How to fight GT’s on a fly rod
When the fish eats the fly, the long strip will stop, and stop hard. Set the hook with conviction, like a one-handed tug to finish off a tug-of-war opponent. Keep the rod tip pointed down during the initial take and setting of the hook. Only when the Geet is on the reel should the rod be raised. Most GT’s will run hard and long, reaching into the backing multiple times during a fight. Be prepared to run, sweat, grunt and eventually reveal in delight as the fight with a Giant Trevally is the total sum of all the parts leading up to the moment a fish is landed.
Best times of year
Pursuing GT’s year-round is possible, but, like any species, there are times when environmental factors are more favorable for angling success. Tides, winds, rain or lack thereof, and available baitfish all should be considered when choosing a destination. At Yellow Dog Flyfishing Adventures, our opportunities are varied, but still, require being in the right place at the right time.
- Christmas Island. Year-round.
The shallow water flats of Christmas Island are teeming with bonefish, triggerfish, GT’s and numerous other gamefish. While the accommodations are modest the fishery itself is diverse and will offer up many opportunities at GT’s for those willing to dedicate the time. Yellow Dog Flyfishing Adventures’ Christmas Island destinations are dedicated fishing lodges and ideally suited for anglers desiring a fishing-focused trip.
- Seychelles. August through May.
Arguably the global capital for opportunities for GT’s on a fly, the shallow waters of Seychelles offer unbelievable wading and amazing fly-fishing opportunities for an incredible number of different species.
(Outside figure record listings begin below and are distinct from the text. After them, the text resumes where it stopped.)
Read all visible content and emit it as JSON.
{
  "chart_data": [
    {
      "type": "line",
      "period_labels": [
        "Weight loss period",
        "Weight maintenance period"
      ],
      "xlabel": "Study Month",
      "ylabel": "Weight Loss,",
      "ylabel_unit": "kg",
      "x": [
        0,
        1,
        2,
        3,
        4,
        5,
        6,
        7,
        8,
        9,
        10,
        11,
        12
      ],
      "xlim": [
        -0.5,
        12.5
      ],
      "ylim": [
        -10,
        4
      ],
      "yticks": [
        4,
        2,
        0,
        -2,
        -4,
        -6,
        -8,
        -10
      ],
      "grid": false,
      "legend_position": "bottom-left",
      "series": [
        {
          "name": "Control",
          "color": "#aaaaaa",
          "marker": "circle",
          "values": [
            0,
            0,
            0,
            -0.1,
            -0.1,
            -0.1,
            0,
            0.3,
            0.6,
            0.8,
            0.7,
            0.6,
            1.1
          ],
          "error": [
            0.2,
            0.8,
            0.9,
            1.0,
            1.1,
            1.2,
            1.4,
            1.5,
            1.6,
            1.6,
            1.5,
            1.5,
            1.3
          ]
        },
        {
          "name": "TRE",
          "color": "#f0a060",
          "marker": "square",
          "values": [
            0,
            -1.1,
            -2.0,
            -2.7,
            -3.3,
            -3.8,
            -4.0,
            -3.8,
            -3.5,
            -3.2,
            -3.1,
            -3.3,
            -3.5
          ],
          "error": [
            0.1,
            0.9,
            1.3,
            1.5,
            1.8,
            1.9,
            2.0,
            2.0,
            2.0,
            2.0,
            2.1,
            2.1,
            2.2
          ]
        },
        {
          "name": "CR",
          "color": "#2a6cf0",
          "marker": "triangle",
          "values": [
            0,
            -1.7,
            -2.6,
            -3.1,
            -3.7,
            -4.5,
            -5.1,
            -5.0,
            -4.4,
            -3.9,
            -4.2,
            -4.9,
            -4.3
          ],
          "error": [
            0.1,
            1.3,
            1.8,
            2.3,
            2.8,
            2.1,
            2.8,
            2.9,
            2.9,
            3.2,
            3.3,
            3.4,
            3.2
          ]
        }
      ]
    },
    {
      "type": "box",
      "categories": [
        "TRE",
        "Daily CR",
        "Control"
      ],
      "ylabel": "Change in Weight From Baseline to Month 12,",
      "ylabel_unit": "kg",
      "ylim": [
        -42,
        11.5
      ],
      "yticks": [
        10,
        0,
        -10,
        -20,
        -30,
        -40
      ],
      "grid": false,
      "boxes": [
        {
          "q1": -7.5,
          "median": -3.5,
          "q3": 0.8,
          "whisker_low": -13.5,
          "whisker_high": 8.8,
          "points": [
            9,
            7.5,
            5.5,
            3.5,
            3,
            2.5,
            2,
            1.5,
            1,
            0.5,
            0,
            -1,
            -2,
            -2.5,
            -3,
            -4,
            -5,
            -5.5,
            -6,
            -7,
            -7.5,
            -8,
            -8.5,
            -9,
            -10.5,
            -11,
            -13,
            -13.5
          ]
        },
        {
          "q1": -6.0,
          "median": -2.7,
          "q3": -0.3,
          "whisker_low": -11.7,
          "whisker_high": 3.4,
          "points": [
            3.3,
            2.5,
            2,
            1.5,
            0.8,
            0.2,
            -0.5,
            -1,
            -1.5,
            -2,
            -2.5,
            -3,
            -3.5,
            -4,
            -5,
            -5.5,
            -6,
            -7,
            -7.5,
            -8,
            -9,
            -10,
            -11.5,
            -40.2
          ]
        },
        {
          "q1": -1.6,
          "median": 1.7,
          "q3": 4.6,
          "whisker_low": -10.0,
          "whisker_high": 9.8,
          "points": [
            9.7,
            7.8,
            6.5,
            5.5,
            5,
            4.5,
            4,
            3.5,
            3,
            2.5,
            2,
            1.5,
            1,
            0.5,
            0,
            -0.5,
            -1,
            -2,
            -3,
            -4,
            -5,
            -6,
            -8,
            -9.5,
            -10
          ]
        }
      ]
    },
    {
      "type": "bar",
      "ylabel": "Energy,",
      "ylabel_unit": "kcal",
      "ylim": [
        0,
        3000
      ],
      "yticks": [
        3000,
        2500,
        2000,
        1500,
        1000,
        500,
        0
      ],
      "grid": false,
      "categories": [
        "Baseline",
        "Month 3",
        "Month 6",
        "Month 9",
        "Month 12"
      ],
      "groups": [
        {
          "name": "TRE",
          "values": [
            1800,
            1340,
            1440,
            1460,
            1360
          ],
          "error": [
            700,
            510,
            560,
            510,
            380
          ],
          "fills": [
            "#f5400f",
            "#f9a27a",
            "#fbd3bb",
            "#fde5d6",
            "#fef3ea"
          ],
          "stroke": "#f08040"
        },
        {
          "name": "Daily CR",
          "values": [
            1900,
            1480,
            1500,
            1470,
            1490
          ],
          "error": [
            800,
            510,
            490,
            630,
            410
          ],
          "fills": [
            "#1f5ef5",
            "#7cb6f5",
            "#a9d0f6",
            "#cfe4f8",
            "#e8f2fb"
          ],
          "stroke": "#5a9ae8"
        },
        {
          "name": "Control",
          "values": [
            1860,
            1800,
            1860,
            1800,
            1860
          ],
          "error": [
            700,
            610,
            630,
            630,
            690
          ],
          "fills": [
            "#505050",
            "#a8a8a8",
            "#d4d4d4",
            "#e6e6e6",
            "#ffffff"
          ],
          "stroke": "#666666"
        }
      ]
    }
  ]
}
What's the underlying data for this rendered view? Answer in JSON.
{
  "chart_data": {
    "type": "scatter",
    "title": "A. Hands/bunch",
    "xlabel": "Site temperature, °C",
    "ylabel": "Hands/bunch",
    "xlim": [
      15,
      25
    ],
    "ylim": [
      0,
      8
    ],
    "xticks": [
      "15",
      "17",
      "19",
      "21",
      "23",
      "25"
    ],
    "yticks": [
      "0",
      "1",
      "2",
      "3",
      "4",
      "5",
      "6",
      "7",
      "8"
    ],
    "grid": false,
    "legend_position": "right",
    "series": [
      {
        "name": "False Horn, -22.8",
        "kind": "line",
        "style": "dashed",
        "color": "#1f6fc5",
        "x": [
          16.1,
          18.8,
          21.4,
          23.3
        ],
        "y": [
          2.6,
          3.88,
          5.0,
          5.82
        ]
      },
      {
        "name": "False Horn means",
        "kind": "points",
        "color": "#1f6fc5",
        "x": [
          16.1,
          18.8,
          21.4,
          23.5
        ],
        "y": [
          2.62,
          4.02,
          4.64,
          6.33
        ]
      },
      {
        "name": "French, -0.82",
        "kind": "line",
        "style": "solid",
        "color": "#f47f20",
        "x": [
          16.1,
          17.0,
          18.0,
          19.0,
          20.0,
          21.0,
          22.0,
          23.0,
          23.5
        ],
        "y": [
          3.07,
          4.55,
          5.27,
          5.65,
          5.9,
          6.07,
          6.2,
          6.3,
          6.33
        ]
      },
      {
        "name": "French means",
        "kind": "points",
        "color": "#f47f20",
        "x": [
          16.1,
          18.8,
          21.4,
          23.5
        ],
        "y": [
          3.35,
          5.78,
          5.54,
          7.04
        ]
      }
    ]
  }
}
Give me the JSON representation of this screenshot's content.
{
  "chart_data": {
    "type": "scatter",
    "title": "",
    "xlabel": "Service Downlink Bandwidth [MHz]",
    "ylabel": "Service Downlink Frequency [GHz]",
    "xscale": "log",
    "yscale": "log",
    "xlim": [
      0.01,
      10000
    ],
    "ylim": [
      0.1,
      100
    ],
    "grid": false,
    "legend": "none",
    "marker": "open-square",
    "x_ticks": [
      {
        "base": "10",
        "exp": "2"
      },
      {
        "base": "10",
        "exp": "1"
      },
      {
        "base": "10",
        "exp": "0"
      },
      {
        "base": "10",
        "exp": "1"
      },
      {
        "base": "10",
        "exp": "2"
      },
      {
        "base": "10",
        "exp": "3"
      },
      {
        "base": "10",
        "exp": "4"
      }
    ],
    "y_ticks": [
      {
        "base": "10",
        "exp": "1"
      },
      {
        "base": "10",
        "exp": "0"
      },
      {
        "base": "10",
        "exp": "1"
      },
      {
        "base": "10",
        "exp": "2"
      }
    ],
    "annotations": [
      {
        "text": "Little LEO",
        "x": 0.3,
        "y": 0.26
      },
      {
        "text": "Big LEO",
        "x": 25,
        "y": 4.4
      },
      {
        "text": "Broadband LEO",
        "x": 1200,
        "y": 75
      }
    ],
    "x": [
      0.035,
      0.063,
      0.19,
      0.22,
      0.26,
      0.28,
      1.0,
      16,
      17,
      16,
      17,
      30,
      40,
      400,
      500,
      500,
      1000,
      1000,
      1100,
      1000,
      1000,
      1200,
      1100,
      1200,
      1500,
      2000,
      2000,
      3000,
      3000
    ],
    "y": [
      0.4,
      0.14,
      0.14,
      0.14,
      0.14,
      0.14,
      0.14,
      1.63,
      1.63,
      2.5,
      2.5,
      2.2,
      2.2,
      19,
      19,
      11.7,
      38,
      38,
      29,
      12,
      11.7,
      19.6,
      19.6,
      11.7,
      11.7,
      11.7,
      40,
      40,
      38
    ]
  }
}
As for the incredible Giant Trevally action that is found throughout the islands, we can confidently say that there is nothing else that compares in the entire world of fly fishing.
- Australia. Year-round.
Australia is a land like no other, boasting spectacular landscapes and rich ancient culture. With tropical waters in the north and a temperate climate in the south, it provides unique fly-fishing opportunities and a diversity of species that are found nowhere else in the world. The opportunities to fly fish for Giant Trevally in Australia are plentiful.
- Cook Island. February and March.
These islands, accessed via an easy seven-hour flight from Los Angeles, are home to friendly and welcoming locals and the islands are resplendent in rich traditions passed down from their Tahitian ancestors as well as many of their own….and they are home to Giant Trevally wiling to crush a fly.
Whether a Giant Trevally on a fly is another notch in the angling belt or an angling addiction that needs to be fed, Giant Trevally is fierce, big, aggressive and incredibly powerful saltwater fish. They live in a variety of unique places across a range of budgets. But, fishing for GTs is not for the faint-hearted angler, because these powerful fish will test every piece of gear as well an angler’s commitment to improving their skills and their mettle for travel to far-off, invigorating destinations.
But the reward of grasping one of these stellar fish by the tail is worth the effort.